Gamul is the passive participle of gamal, "to deal fully, to ripen, to wean." The same root means "to render a benefit" — what is ripened or completed is then given. A weaned child is not a child cut off from the mother; it is a child no longer crying for what the mother used to give. The body has matured past the demand. David is not picturing detachment; he is picturing a love that has stopped negotiating. The soul still leans against God — it just no longer screams for milk.
Teresa wrote often about what she called the prayer of quiet — a stage in which the soul stops striving to produce devotion and simply rests in God's presence. She is careful to distinguish this from sleep or vacancy.
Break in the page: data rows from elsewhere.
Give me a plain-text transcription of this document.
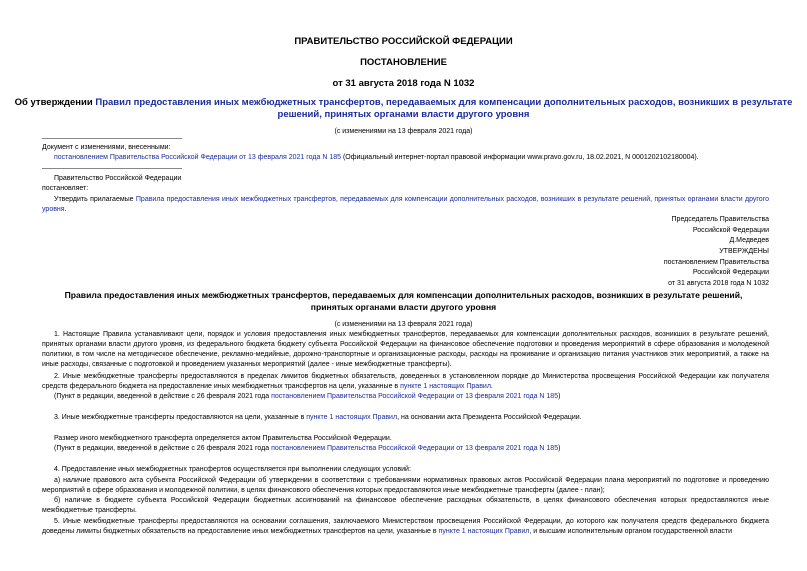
ПРАВИТЕЛЬСТВО РОССИЙСКОЙ ФЕДЕРАЦИИ
ПОСТАНОВЛЕНИЕ
от 31 августа 2018 года N 1032
Об утверждении Правил предоставления иных межбюджетных трансфертов, передаваемых для компенсации дополнительных расходов, возникших в результате
решений, принятых органами власти другого уровня
(с изменениями на 13 февраля 2021 года)
Документ с изменениями, внесенными:
постановлением Правительства Российской Федерации от 13 февраля 2021 года N 185 (Официальный интернет-портал правовой информации www.pravo.gov.ru, 18.02.2021, N 0001202102180004).
Правительство Российской Федерации
постановляет:
Утвердить прилагаемые Правила предоставления иных межбюджетных трансфертов, передаваемых для компенсации дополнительных расходов, возникших в результате решений, принятых органами власти другого уровня.
Председатель Правительства
Российской Федерации
Д.Медведев
УТВЕРЖДЕНЫ
постановлением Правительства
Российской Федерации
от 31 августа 2018 года N 1032
Правила предоставления иных межбюджетных трансфертов, передаваемых для компенсации дополнительных расходов, возникших в результате решений,
принятых органами власти другого уровня
(с изменениями на 13 февраля 2021 года)
1. Настоящие Правила устанавливают цели, порядок и условия предоставления иных межбюджетных трансфертов, передаваемых для компенсации дополнительных расходов, возникших в результате решений, принятых органами власти другого уровня, из федерального бюджета бюджету субъекта Российской Федерации на финансовое обеспечение подготовки и проведения мероприятий в сфере образования и молодежной политики, в том числе на методическое обеспечение, рекламно-медийные, дорожно-транспортные и организационные расходы, расходы на проживание и организацию питания участников этих мероприятий, а также на иные расходы, связанные с подготовкой и проведением указанных мероприятий (далее - иные межбюджетные трансферты).
2. Иные межбюджетные трансферты предоставляются в пределах лимитов бюджетных обязательств, доведенных в установленном порядке до Министерства просвещения Российской Федерации как получателя средств федерального бюджета на предоставление иных межбюджетных трансфертов на цели, указанные в пункте 1 настоящих Правил.
(Пункт в редакции, введенной в действие с 26 февраля 2021 года постановлением Правительства Российской Федерации от 13 февраля 2021 года N 185)
3. Иные межбюджетные трансферты предоставляются на цели, указанные в пункте 1 настоящих Правил, на основании акта Президента Российской Федерации.
Размер иного межбюджетного трансферта определяется актом Правительства Российской Федерации.
(Пункт в редакции, введенной в действие с 26 февраля 2021 года постановлением Правительства Российской Федерации от 13 февраля 2021 года N 185)
4. Предоставление иных межбюджетных трансфертов осуществляется при выполнении следующих условий:
а) наличие правового акта субъекта Российской Федерации об утверждении в соответствии с требованиями нормативных правовых актов Российской Федерации плана мероприятий по подготовке и проведению мероприятий в сфере образования и молодежной политики, в целях финансового обеспечения которых предоставляются иные межбюджетные трансферты (далее - план);
б) наличие в бюджете субъекта Российской Федерации бюджетных ассигнований на финансовое обеспечение расходных обязательств, в целях финансового обеспечения которых предоставляются иные межбюджетные трансферты.
5. Иные межбюджетные трансферты предоставляются на основании соглашения, заключаемого Министерством просвещения Российской Федерации, до которого как получателя средств федерального бюджета доведены лимиты бюджетных обязательств на предоставление иных межбюджетных трансфертов на цели, указанные в пункте 1 настоящих Правил, и высшим исполнительным органом государственной власти
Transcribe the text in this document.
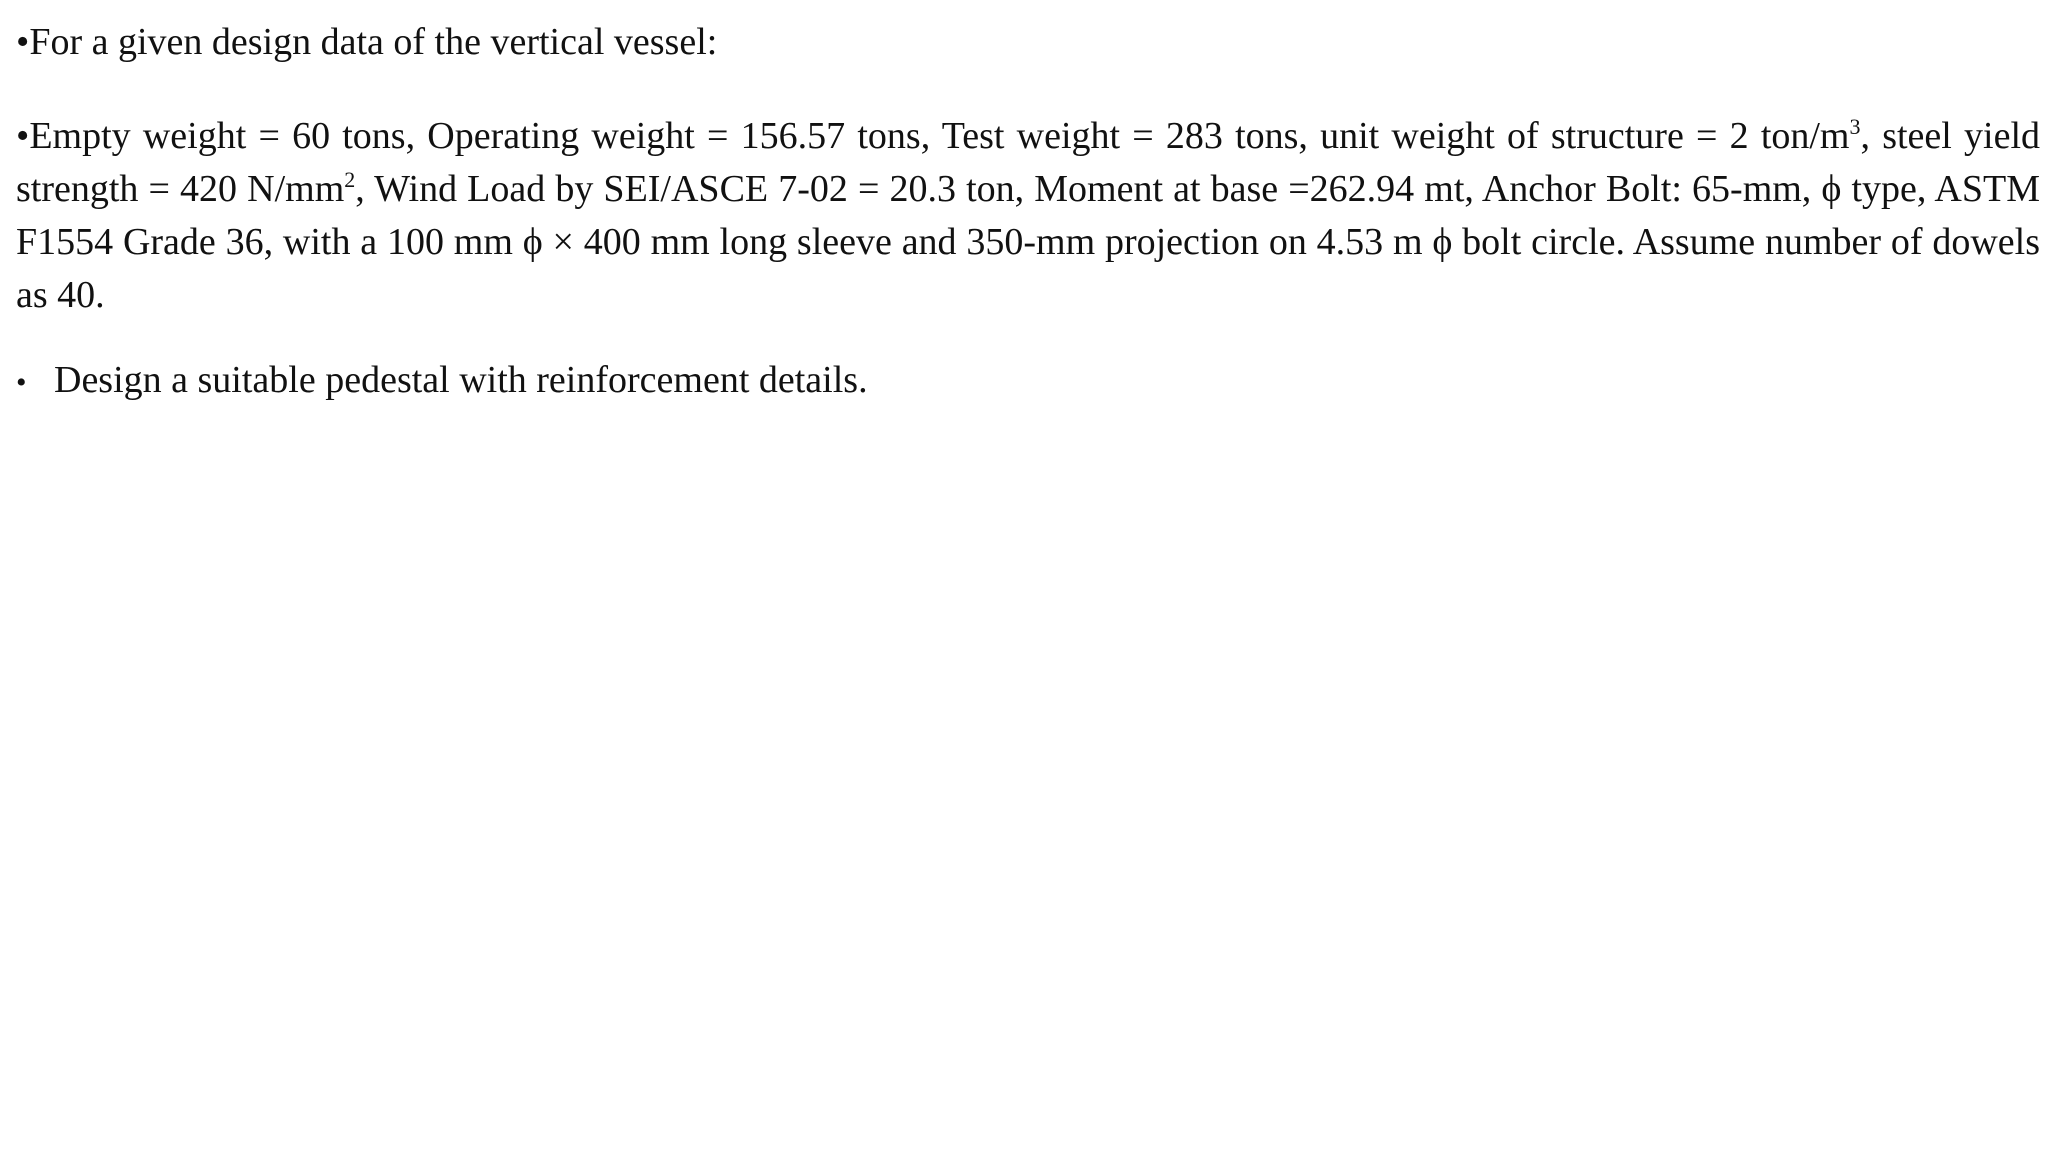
•For a given design data of the vertical vessel:

•Empty weight = 60 tons, Operating weight = 156.57 tons, Test weight = 283 tons, unit weight of structure = 2 ton/$m^3$, steel yield strength = 420 $N/mm^2$, Wind Load by SEI/ASCE 7-02 = 20.3 ton, Moment at base =262.94 mt, Anchor Bolt: 65-mm, ϕ type, ASTM F1554 Grade 36, with a 100 mm ϕ × 400 mm long sleeve and 350-mm projection on 4.53 m ϕ bolt circle. Assume number of dowels as 40.

• Design a suitable pedestal with reinforcement details.
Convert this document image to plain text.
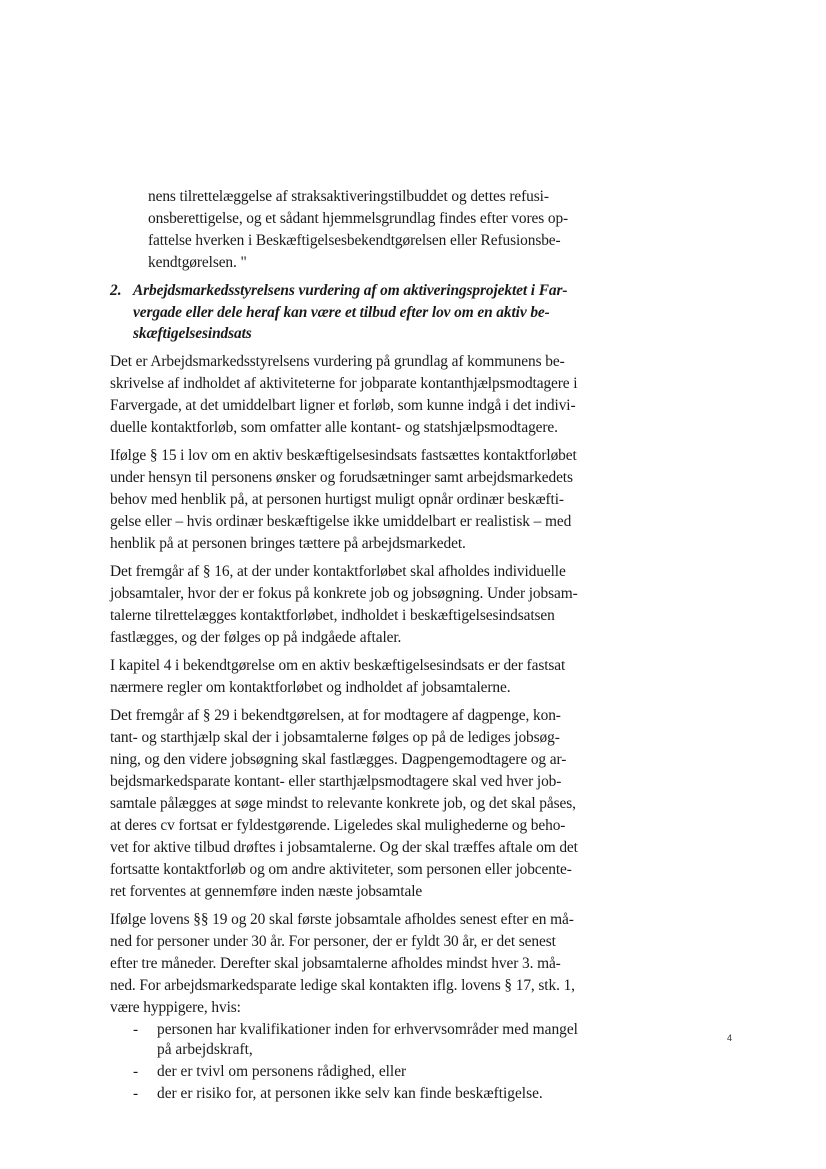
nens tilrettelæggelse af straksaktiveringstilbuddet og dettes refusi-
onsberettigelse, og et sådant hjemmelsgrundlag findes efter vores op-
fattelse hverken i Beskæftigelsesbekendtgørelsen eller Refusionsbe-
kendtgørelsen. "
2. Arbejdsmarkedsstyrelsens vurdering af om aktiveringsprojektet i Far-
vergade eller dele heraf kan være et tilbud efter lov om en aktiv be-
skæftigelsesindsats
Det er Arbejdsmarkedsstyrelsens vurdering på grundlag af kommunens be-
skrivelse af indholdet af aktiviteterne for jobparate kontanthjælpsmodtagere i
Farvergade, at det umiddelbart ligner et forløb, som kunne indgå i det indivi-
duelle kontaktforløb, som omfatter alle kontant- og statshjælpsmodtagere.
Ifølge § 15 i lov om en aktiv beskæftigelsesindsats fastsættes kontaktforløbet
under hensyn til personens ønsker og forudsætninger samt arbejdsmarkedets
behov med henblik på, at personen hurtigst muligt opnår ordinær beskæfti-
gelse eller – hvis ordinær beskæftigelse ikke umiddelbart er realistisk – med
henblik på at personen bringes tættere på arbejdsmarkedet.
Det fremgår af § 16, at der under kontaktforløbet skal afholdes individuelle
jobsamtaler, hvor der er fokus på konkrete job og jobsøgning. Under jobsam-
talerne tilrettelægges kontaktforløbet, indholdet i beskæftigelsesindsatsen
fastlægges, og der følges op på indgåede aftaler.
I kapitel 4 i bekendtgørelse om en aktiv beskæftigelsesindsats er der fastsat
nærmere regler om kontaktforløbet og indholdet af jobsamtalerne.
Det fremgår af § 29 i bekendtgørelsen, at for modtagere af dagpenge, kon-
tant- og starthjælp skal der i jobsamtalerne følges op på de lediges jobsøg-
ning, og den videre jobsøgning skal fastlægges. Dagpengemodtagere og ar-
bejdsmarkedsparate kontant- eller starthjælpsmodtagere skal ved hver job-
samtale pålægges at søge mindst to relevante konkrete job, og det skal påses,
at deres cv fortsat er fyldestgørende. Ligeledes skal mulighederne og beho-
vet for aktive tilbud drøftes i jobsamtalerne. Og der skal træffes aftale om det
fortsatte kontaktforløb og om andre aktiviteter, som personen eller jobcente-
ret forventes at gennemføre inden næste jobsamtale
Ifølge lovens §§ 19 og 20 skal første jobsamtale afholdes senest efter en må-
ned for personer under 30 år. For personer, der er fyldt 30 år, er det senest
efter tre måneder. Derefter skal jobsamtalerne afholdes mindst hver 3. må-
ned. For arbejdsmarkedsparate ledige skal kontakten iflg. lovens § 17, stk. 1,
være hyppigere, hvis:
- personen har kvalifikationer inden for erhvervsområder med mangel
på arbejdskraft,
- der er tvivl om personens rådighed, eller
- der er risiko for, at personen ikke selv kan finde beskæftigelse.
4
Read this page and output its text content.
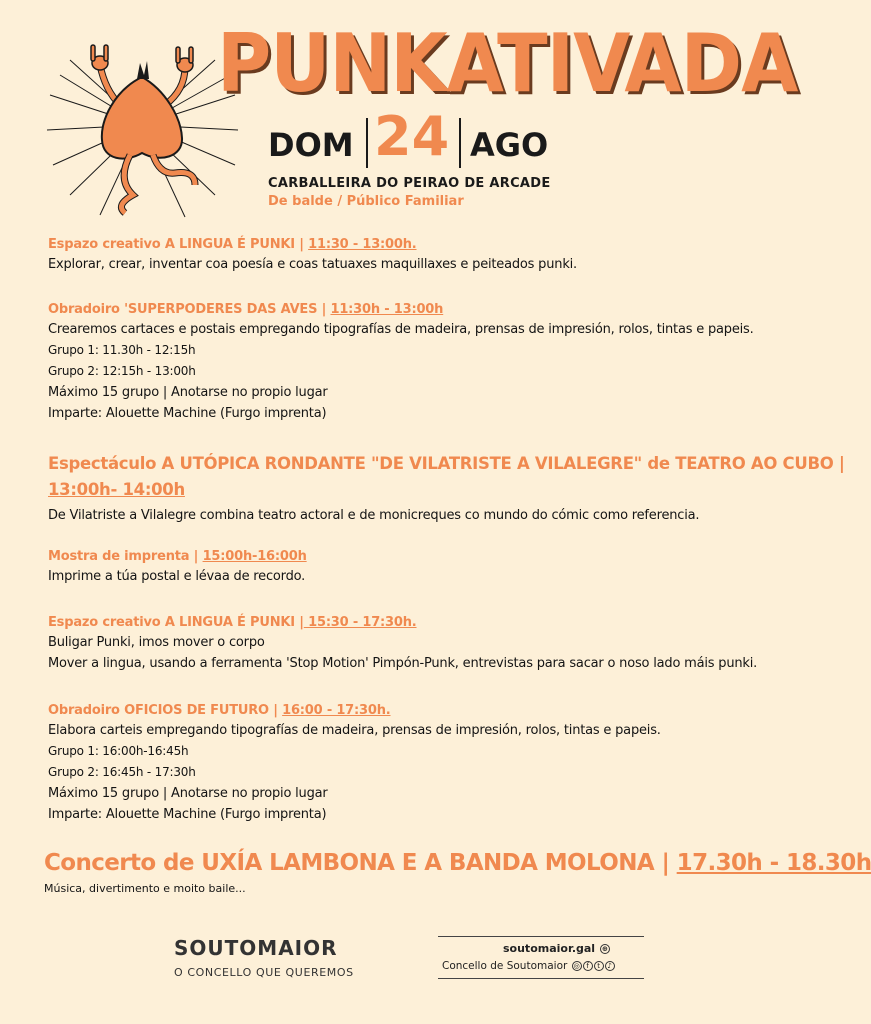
PUNKATIVADA
DOM 24 AGO
CARBALLEIRA DO PEIRAO DE ARCADE
De balde / Público Familiar
Espazo creativo A LINGUA É PUNKI | 11:30 - 13:00h.
Explorar, crear, inventar coa poesía e coas tatuaxes maquillaxes e peiteados punki.
Obradoiro 'SUPERPODERES DAS AVES | 11:30h - 13:00h
Crearemos cartaces e postais empregando tipografías de madeira, prensas de impresión, rolos, tintas e papeis.
Grupo 1: 11.30h - 12:15h
Grupo 2: 12:15h - 13:00h
Máximo 15 grupo | Anotarse no propio lugar
Imparte: Alouette Machine (Furgo imprenta)
Espectáculo A UTÓPICA RONDANTE "DE VILATRISTE A VILALEGRE" de TEATRO AO CUBO |
13:00h- 14:00h
De Vilatriste a Vilalegre combina teatro actoral e de monicreques co mundo do cómic como referencia.
Mostra de imprenta | 15:00h-16:00h
Imprime a túa postal e lévaa de recordo.
Espazo creativo A LINGUA É PUNKI | 15:30 - 17:30h.
Buligar Punki, imos mover o corpo
Mover a lingua, usando a ferramenta 'Stop Motion' Pimpón-Punk, entrevistas para sacar o noso lado máis punki.
Obradoiro OFICIOS DE FUTURO | 16:00 - 17:30h.
Elabora carteis empregando tipografías de madeira, prensas de impresión, rolos, tintas e papeis.
Grupo 1: 16:00h-16:45h
Grupo 2: 16:45h - 17:30h
Máximo 15 grupo | Anotarse no propio lugar
Imparte: Alouette Machine (Furgo imprenta)
Concerto de UXÍA LAMBONA E A BANDA MOLONA | 17.30h - 18.30h
Música, divertimento e moito baile...
SOUTOMAIOR
O CONCELLO QUE QUEREMOS
soutomaior.gal ⊕
Concello de Soutomaior ◎ f t ♪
The will is awake; it just is no longer thrashing. Psalm 131 is, in effect, the biblical caption to that experience. David has not stopped loving God; he has stopped trying to be God. The eyes are lowered. The heart is unraised. The matters too great for him have been handed back to the One they belong to.
Teresa would tell us that this kind of quiet is not a temperament some people are born with. It is a discipline, and most of it is the discipline of letting go of what we were never asked to carry. The weaned child in this psalm did not become calm by force of will; the child became calm by growing past the things it used to demand. Most of our agitation is unweaned wanting — an old hunger we have not yet outgrown. The path forward is not to suppress it but to let God ripen us past it.